The old cry against the oppression of the poor and honest by the
rich, and the general corruption of the age, is repeated in the
following piece. It probably describes the state of feeling amongst
many in the earlier years of Edward’s reign.


SONG ON THE TIMES.

[MS. Reg. 12, C. XII. fol. 7, r^o. of reign of Edw. II.]

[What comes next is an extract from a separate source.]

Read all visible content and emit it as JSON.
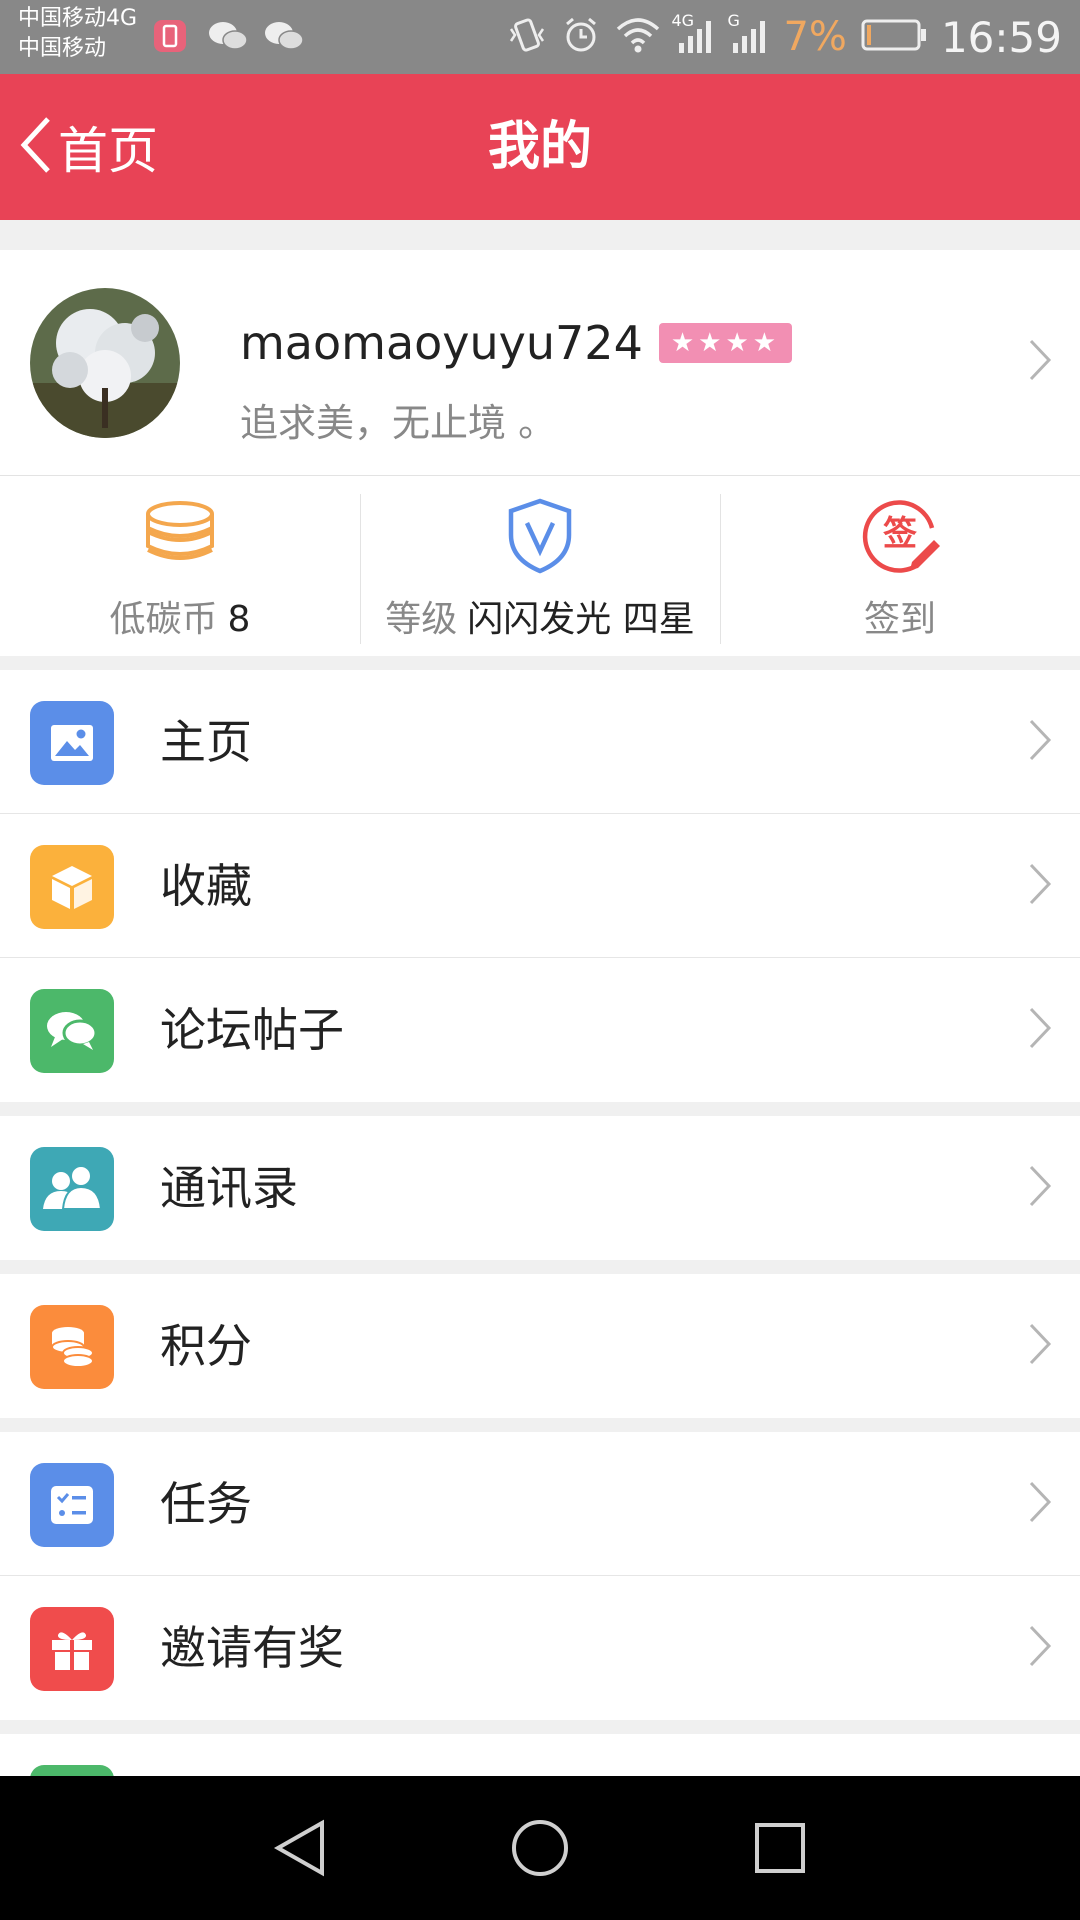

      Quant honme deit parleir, videat quæ verba loquatur;
      Sen covent aver, ne stultior inveniatur.
      Quando quis loquitur, bote resoun reste therynne,
      Derisum patitur, ant lutel so shal he wynne.
      En seynt eglise sunt multi sæpe priores;
      Summe beoth wyse, multi sunt inferiores.
      When mon may mest do, tunc velle suum manifestat,
      In donis also, si vult tibi præmia præstat.
      Ingrato benefac, post hæc à peyne te verra;
      Pur bon vin tibi lac non dat, nec rem tibi rendra.
      Sensum custodi, quasi mieu valt sen qe ta mesoun;
      Thah thou be mody, robur nichil est sine resoun.
      Lex lyth doun over al, fallax fraus fallit ubique;
      Ant love nys bote smal, quia gens se gestat inique.
      Wo walketh wyde, quoniam movet ira potentes:
      Ryht con nout ryde, quia vadit ad insipientes.
      Dummodo fraus superest, lex nul nout lonen y londe;
      Et quia sic res est, ryth may nout radlyche stonde.
      Fals mon freynt covenaunt, quamvis tibi dicat, “habebis.”
      Vix dabit un veu gaunt, lene les mon postea flebis.
      Myn ant thyn duo sunt, qui frangunt plebis amorem;
      Ce deus pur nus sunt facienda sæpe dolorem.
      Tresoun dampnificat, et paucis est data resoun;
      Resoun certificat, confundit et omnia tresoun.
      Pees may nout wel be, dum stat per nomina bina;
      Lord Crist, that thou se, per te sit in hiis medicina!
      Infirmus moritur, thah lechcraft ligge bysyde;
      Vivus decipitur, nis non that her shal abyde
      Tels plusours troverez, qui de te plurima prendrount;
      Au dreyn bien verrez, quod nullam rem tibi rendrount.
      Esto pacificus, so myh thou welde thy wylle;
      Also veridicus, ant stond pro tempore stille.
      Pees seit en tere, per te, Deus, alma potestas!
      Defendez guere, ne nos invadat egestas.
      God Lord Almyhty, da pacem, Christe benigne!
      Thou const al dyhty, fac ne pereamus in igne!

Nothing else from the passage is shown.